Let’s analyze this. Before the ink has even been put to paper, the opposition of a single neighborhood is stopping all of us from having a vibrant, party zone, where people from (If the French Quarter is used for comparison) around the world, people would come to have a good time. May I also point out, that despite the end of the stupid rule of 17 (which for years limited the number of liquor licenses in the Oregon) property values in the Oregon District continue to rise. The residents who live and own their homes there, all knew full well that they were buying a home a stone’s throw from the bars, this wasn’t accidental or a surprise.

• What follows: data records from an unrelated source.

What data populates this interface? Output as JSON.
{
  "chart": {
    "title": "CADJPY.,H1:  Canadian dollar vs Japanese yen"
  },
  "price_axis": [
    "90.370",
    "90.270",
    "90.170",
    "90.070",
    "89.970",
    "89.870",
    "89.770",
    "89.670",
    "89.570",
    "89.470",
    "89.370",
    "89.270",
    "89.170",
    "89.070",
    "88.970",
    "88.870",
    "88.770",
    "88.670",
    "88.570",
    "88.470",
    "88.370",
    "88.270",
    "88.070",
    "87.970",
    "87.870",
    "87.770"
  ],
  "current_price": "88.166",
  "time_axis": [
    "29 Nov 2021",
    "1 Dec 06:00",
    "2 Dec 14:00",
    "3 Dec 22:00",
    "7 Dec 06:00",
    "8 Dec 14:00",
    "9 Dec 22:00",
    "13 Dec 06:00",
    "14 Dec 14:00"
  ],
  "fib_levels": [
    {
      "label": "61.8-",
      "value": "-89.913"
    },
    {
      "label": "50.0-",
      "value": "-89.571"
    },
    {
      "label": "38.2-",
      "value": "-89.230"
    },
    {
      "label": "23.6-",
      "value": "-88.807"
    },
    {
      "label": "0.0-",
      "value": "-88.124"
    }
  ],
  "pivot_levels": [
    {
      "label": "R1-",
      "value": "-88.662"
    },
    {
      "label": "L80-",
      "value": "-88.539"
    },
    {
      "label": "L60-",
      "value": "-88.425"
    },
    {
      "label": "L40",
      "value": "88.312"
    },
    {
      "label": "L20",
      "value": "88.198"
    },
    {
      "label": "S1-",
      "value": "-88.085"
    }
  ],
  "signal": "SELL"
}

Yet, Nan Whaley runs to the press’s microphone like a fly to shit, and spouts off without thinking about what the big picture is. When neighbors complain about drunk people walking through their neighborhood at 2 a.m., it’s not the bars’ fault- it’s the drunks’, and that is an arrestable offense. It’s very easy, when you close off Fifth Street, to also close off Brown, Jackson and Cass streets and patrol during the hours of the party. It’s also easy to limit parking in the neighborhood during the hours of partydom, and if we had any vision at all, we would have built a skybridge over the railroad overpass- from the transportation center garage to the Oregon- with a train watching station with a glass floor, and made it into an attraction, and provided cheap, monitored parking for Oregon Party residents- complete with a sobriety check on exit from the garage- with a cab service available.

That’s the difference you face today. Reactionary, same old dog and pony show offered by the “endorsed” party ticket, or bold new ideas that aren’t based on fear of pissing anyone (singular) off.

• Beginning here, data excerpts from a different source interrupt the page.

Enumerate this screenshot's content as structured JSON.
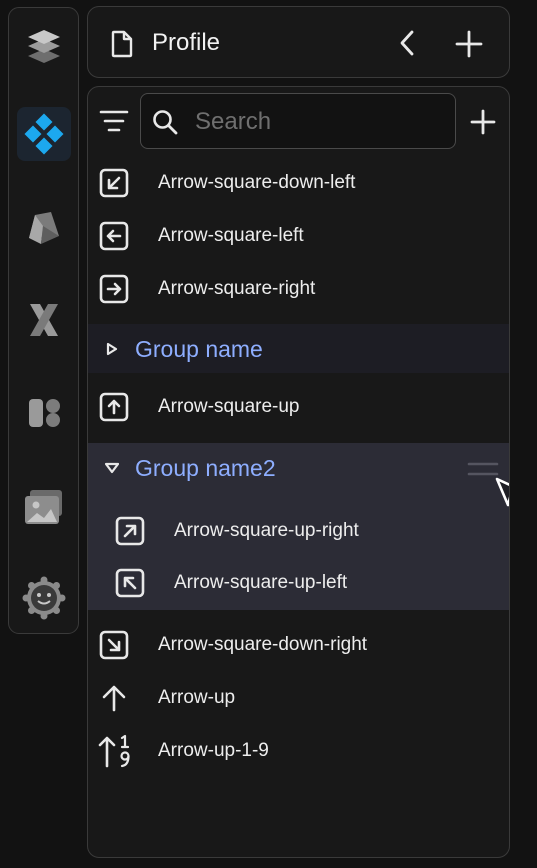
{
  "header": {
    "title": "Profile"
  },
  "search": {
    "placeholder": "Search"
  },
  "items_top": [
    {
      "label": "Arrow-square-down-left",
      "icon": "arrow-square-down-left-icon"
    },
    {
      "label": "Arrow-square-left",
      "icon": "arrow-square-left-icon"
    },
    {
      "label": "Arrow-square-right",
      "icon": "arrow-square-right-icon"
    }
  ],
  "group1": {
    "name": "Group name",
    "expanded": false,
    "items": [
      {
        "label": "Arrow-square-up",
        "icon": "arrow-square-up-icon"
      }
    ]
  },
  "group2": {
    "name": "Group name2",
    "expanded": true,
    "items": [
      {
        "label": "Arrow-square-up-right",
        "icon": "arrow-square-up-right-icon"
      },
      {
        "label": "Arrow-square-up-left",
        "icon": "arrow-square-up-left-icon"
      }
    ]
  },
  "items_bottom": [
    {
      "label": "Arrow-square-down-right",
      "icon": "arrow-square-down-right-icon"
    },
    {
      "label": "Arrow-up",
      "icon": "arrow-up-icon"
    },
    {
      "label": "Arrow-up-1-9",
      "icon": "arrow-up-1-9-icon"
    }
  ],
  "rail": [
    "layers-icon",
    "components-icon",
    "shapes-icon",
    "variables-icon",
    "assets-icon",
    "images-icon",
    "plugins-icon"
  ],
  "colors": {
    "accent": "#8eaeff",
    "active_rail": "#1c2530",
    "group2_bg": "#2c2c36",
    "group1_bg": "#1d1d24"
  }
}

Commissioner Joey Williams has had 12 years with at least 2 supporting votes to do anything he wanted, Whaley has had 8. For the first 8 years of Williams’s time in office, he had all 5 votes on the commission working in lockstep and Whaley had them for 4.

Not sending Mayor Leitzell on to the November election would be a crime. His innovative, hands-on approach to problem solving instead of seeking approval by committee has moved this city forward faster than it’s moved in years, despite a global depression (I refuse to call it a recession). To give him 2 other votes on the commission who weren’t tied to donors and special interests would be a bold move toward a city that’s not gripped by fear, but is focused on working outside the “safe box” to move itself forward.

Send a message today, that money isn’t the meter of political will. Vote Independent, Leitzell, Greer and Esrati, and see if we can overcome the power of money to influence elections as a bold starting point for the real election in November.